Foundation of Amherst boys basketball’s success laid on AAU circuit

  • Amherst Regional’s Isa Mahal Castro McCauley puts in a breakaway layup against Pittsfield in the second quarter Thursday in Amherst. PHOTO BY DAN LITTLE

  • Amherst Regional’s Evan Stewart (21), left, drives the ball defended by Pittsfield’s Carter Mungin (23) in the third quarter Thursday in Amherst. PHOTO BY DAN LITTLE

  • Many on Amherst Regional’s current boys varsity basketball roster played together on the Mass Hoops Jaguars AAU team. In the top row, from left to right: Top row (left to right): Jaxson Smith, Nolan Klaes, Tafari Proctor, Matt Slate (West Springfield), Jack Letendre (Palmer), Kyle Harris (South Hadley), Nate Sadjak (Belchertown), Calvin Yorn, Isa Castro McCauley. Bottom row: Brandon Stewart, Evan Stewart, Victoria Stewart. CONTRIBUTED PHOTO / VICTORIA STEWART

Staff Writer
Published: 1/21/2022 7:37:41 PM

AMHERST — Technically, Amherst Regional athletic director Victoria Stewart only has two brothers that play for the Hurricanes basketball team: senior Evan Stewart and sophomore Brandon Stewart.

But she considers nearly all of them family because of the bonds they formed when she coached many of the varsity players on Mass Hoops Jaguars AAU teams.

“I think of them all as they’re my brothers, so it really is special to see them all playing still and doing well,” Victoria Stewart said.

Amherst’s entire starting lineup played for the Jaguars and so did most of the team’s nine seniors. It started when Evan Stewart and Isa Castro-McCauley were in third grade.

Victoria’s father Basil Stewart is the director of the Jaguars, a nonprofit, and wanted to start teams for his younger sons’ age groups. Brandon Stewart and Castro-McCauley played against teams two years older than they were because there weren’t competitions for players that young yet.

Victoria Stewart was an easy choice to coach the team since she had experience playing at UMass and coaching as an assistant at Amherst College.

“You teach the kids more than just basketball,” she said.

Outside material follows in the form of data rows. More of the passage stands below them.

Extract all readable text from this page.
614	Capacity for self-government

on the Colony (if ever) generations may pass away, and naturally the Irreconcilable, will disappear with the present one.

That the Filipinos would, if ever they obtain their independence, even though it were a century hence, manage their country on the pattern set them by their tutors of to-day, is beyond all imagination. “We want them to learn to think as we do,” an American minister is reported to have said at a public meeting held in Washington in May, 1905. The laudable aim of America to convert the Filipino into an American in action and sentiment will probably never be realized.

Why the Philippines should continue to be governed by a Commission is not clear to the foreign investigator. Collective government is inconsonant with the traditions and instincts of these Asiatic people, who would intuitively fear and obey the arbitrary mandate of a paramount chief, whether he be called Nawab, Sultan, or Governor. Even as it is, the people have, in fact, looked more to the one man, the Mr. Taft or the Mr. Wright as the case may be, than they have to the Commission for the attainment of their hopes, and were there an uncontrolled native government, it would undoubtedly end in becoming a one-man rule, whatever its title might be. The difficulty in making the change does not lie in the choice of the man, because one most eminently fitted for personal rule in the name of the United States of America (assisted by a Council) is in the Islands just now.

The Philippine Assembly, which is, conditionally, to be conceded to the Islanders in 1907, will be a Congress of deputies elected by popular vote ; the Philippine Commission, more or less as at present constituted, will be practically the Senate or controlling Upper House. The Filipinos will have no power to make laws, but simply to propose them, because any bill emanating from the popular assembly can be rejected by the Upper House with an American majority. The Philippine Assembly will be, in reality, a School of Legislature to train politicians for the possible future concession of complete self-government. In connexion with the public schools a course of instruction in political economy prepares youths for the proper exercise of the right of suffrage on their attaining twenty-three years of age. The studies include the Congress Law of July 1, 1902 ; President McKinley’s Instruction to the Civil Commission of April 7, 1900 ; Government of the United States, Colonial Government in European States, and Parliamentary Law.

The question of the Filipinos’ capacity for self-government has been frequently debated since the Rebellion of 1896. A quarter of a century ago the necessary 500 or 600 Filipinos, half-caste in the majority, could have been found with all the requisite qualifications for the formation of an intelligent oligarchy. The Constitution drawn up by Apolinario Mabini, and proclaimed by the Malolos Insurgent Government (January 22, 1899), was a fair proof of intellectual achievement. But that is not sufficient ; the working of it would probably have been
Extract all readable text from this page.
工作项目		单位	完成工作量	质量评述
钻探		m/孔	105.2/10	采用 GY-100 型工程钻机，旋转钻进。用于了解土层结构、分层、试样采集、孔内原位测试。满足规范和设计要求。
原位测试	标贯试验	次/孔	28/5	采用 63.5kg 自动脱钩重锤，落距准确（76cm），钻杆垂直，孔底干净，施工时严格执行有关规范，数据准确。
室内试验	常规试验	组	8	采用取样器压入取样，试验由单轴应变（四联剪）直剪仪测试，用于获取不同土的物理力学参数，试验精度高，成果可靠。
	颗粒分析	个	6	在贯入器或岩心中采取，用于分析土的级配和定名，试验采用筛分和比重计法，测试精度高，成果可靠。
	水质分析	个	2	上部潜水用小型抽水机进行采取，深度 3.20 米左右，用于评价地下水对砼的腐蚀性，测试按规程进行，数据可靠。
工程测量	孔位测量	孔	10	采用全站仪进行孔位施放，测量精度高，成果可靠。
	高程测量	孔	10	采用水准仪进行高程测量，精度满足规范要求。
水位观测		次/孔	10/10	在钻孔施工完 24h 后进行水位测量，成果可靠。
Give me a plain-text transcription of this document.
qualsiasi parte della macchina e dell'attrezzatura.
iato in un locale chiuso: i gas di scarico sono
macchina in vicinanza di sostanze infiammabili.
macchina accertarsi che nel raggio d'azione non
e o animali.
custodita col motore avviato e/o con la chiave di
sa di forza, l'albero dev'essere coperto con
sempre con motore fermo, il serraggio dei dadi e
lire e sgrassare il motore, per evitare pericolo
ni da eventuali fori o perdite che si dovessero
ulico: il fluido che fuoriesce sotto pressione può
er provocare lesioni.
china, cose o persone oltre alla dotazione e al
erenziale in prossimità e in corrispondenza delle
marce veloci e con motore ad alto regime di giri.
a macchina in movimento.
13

Others joined a year or two later like Nolan Klaes, Ryder Rietkerk and Calvin Yorn. Those five were on the team the entire time, while others like Zayd Sadiq, Jaxson Smith and Keidy Cardoso filtered in for a year or few at a time.

“It’s rare to see AAU teams stay together for so long, especially with the boys,” Victoria Stewart said. “They tend to separate when they get older.”

It wasn’t just kids from Amherst, either. Belchertown seniors Nate Sajdak, Carson Boscher and Kiernan Cornish also played with the Jaguars, as did Palmer’s Jack Letendre and Springfield International’s Sidney Borges.

“It’s funny when you see them playing against each other,” Victoria Stewart said. 

The team traveled around the country playing tournaments together as close as Springfield and Albany and as far as national events in Virginia and Florida. Their families got to know each other, and they became one themselves.

“It’s really just the trips, spending time in the hotel. You’re just talking and playing video games, running around the hotel with each other,” Castro-McCauley said. “That carries over to on the court.”

The Jaguars learned how to play with and for each other. They prided themselves on defense. Causing a shot-clock violation or a key defensive stop fired the team up as much as a slam dunk would have.

“The defense was always the biggest thing,” Victoria Stewart said. “They feed off of it. It will get them hyped and they’re going to be on a roll.”

They only lost one game their final AAU season and have continued that roll for the Hurricanes. Amherst is 7-2 and riding a seven-game winning streak after taking down Sci-Tech on Wednesday. The Hurricanes were ranked N0. 10 in Division 2 in the MIAA’s initial statewide power rankings. They host East Longmeadow at 1 p.m. Saturday.

“We carried that chemistry from AAU. It helps us a lot and we can lean on it in the game,” Evan Stewart said. “We know each other’s play styles. we know exactly where to find each other. So it’s gonna be great going forward.”

The connection, particularly with Victoria Stewart, persists off the court as well. They know they can come into her office and know it’s a good place to be on a bad day. She wants that to be that case with all of Amherst’s athletes, not just the basketball players or her AAU players, but they, especially, know their big sister is there for them.

“It makes my job a lot easier,” Victoria Stewart said. “I do my job for the kids.”

They’re also there for each other. If someone is getting pressured or hits the floor, they don’t let him face it on his own.

“They always have each other’s backs,” Victoria Stewart said. “They won’t give up.”